I’ll tell you I first saw them when I was 17, with my dad in Austin, Texas. People there thought maybe he was robbing the cradle, because I dressed a bit too stylish and they didn’t know I was his daughter. I stood on my tiptoes to watch the longest drum solo I’ve ever seen, in a tiny venue called the Rose (it’s a lot like the Casbah, if you’re familiar with that), for “Feel Good Hit of the Summer.” I saw people smoking weed and carefully looked to my dad for an appropriate reaction, as I’d never seen the stuff before.

Don’t recite some band drama you picked up in your readings — some trivia that has nothing to do with you. Make it personal. Make it you. Bands are bands and some are better, but I’m not sitting in a spa with Josh Homme so what do I care if he wrote this or that song in this or that city? Unless, of course, *you* lived in that city.

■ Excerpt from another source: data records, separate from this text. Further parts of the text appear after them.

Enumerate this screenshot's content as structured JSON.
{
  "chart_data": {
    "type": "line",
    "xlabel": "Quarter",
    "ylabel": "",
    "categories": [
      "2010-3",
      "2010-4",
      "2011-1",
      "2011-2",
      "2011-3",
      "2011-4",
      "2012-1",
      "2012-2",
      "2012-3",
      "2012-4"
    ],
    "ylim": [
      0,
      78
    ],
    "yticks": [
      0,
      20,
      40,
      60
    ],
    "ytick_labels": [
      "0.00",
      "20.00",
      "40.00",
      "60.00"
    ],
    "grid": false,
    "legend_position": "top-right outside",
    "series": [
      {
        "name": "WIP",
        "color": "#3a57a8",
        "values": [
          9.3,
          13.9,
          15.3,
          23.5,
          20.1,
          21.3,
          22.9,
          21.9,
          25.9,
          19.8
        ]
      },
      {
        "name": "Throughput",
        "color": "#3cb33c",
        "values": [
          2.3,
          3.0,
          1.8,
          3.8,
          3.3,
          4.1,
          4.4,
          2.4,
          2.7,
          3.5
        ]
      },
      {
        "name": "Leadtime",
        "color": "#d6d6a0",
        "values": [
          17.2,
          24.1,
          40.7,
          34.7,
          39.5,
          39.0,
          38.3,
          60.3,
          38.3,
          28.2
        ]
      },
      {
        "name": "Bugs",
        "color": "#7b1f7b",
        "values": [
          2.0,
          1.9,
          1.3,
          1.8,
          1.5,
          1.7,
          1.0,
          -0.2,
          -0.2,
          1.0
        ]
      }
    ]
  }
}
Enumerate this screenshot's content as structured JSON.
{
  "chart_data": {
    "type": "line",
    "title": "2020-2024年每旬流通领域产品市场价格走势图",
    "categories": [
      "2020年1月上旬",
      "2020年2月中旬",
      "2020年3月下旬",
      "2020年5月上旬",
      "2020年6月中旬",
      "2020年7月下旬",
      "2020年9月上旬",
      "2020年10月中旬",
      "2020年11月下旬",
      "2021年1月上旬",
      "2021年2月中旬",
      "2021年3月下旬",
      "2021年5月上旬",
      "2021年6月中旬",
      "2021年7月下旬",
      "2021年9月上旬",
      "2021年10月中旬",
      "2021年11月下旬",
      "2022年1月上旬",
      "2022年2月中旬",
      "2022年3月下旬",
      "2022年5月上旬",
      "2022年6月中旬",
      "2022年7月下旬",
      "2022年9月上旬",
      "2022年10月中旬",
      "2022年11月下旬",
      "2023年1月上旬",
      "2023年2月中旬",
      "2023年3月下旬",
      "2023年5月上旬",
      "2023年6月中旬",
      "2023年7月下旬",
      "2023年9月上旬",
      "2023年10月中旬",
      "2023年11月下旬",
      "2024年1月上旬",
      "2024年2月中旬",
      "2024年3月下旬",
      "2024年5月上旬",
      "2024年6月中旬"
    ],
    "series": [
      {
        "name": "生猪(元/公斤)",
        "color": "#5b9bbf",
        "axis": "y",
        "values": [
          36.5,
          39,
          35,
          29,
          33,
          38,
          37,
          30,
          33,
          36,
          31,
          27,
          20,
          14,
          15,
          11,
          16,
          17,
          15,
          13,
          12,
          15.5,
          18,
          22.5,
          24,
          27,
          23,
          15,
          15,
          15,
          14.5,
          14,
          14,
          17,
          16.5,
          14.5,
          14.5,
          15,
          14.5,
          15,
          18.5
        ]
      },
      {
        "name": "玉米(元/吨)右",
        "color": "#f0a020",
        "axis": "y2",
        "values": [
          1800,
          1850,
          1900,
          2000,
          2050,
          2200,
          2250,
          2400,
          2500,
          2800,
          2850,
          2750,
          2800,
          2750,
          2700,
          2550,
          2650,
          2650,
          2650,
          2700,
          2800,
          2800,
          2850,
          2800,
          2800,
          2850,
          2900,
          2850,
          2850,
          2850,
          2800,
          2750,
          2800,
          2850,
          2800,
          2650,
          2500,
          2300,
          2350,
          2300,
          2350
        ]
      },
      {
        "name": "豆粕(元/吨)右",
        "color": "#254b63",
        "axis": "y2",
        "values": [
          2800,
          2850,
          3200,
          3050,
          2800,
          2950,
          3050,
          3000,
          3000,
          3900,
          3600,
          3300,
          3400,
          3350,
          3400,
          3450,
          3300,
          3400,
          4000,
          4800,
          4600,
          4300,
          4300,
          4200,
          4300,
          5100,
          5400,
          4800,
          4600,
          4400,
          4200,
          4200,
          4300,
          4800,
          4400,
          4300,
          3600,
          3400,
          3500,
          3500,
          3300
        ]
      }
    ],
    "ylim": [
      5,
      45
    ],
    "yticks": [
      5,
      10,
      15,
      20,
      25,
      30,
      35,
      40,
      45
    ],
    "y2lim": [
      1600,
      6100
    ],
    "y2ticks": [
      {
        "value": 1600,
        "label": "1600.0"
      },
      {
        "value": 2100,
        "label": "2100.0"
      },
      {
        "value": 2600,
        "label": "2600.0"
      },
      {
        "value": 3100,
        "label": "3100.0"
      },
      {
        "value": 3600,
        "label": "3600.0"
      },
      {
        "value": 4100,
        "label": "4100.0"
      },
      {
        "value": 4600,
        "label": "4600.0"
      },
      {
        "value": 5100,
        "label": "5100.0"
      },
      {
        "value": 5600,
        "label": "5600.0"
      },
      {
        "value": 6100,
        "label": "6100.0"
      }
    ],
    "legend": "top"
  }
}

Look he's so cute he's squinting. Don't you enjoy all these bird pictures? They are like my children. Look at all these pictures of my children? I'm not boring you am I?

Look he’s so cute he’s squinting. Don’t you enjoy all these bird pictures? They are like my children. Look at all these pictures of my children? I’m not boring you am I?

What I’m trying to say is, I coasted through my history classes because they weren’t *my* story. I’m much more interested in humans right in front of me than humans that are “popular” enough to make it to the books or the silver screen. I’m more interested in you. Tell me a tale, and make it one I can’t watch on TV. Tell me something I don’t know.

As media expands, these little clusters of allegiance to external narratives (Did you watch the new Game of Thrones? Are you into Attack on Titan?) might just fall apart. Lifespans of trends are shortening as the fire hose of popular media keeps pouring. We can’t keep up with everything. Certainly, established common ground makes us feel less alone. But I hope that the growth of communication technologies connects us such that we don’t need these superficial obsessions to lope along in a conversation. We could download in instants what someone else has already digested (here’s an emotion/dream/experience I had — let me transmit it to you in a microsecond so you know what I mean) and instead of validating that we’re on the same island of thought, examine and compare our reactions in the same moment. Make meaning, not just chase meaning laid out before us for us to follow like helpless human eyes scan a constantly flashing, changing TV screen. Quit worshiping trivia. Create your own legends.

*P.S. I’m going to the show in SF on the 17th! Will I see any other San Diegans there?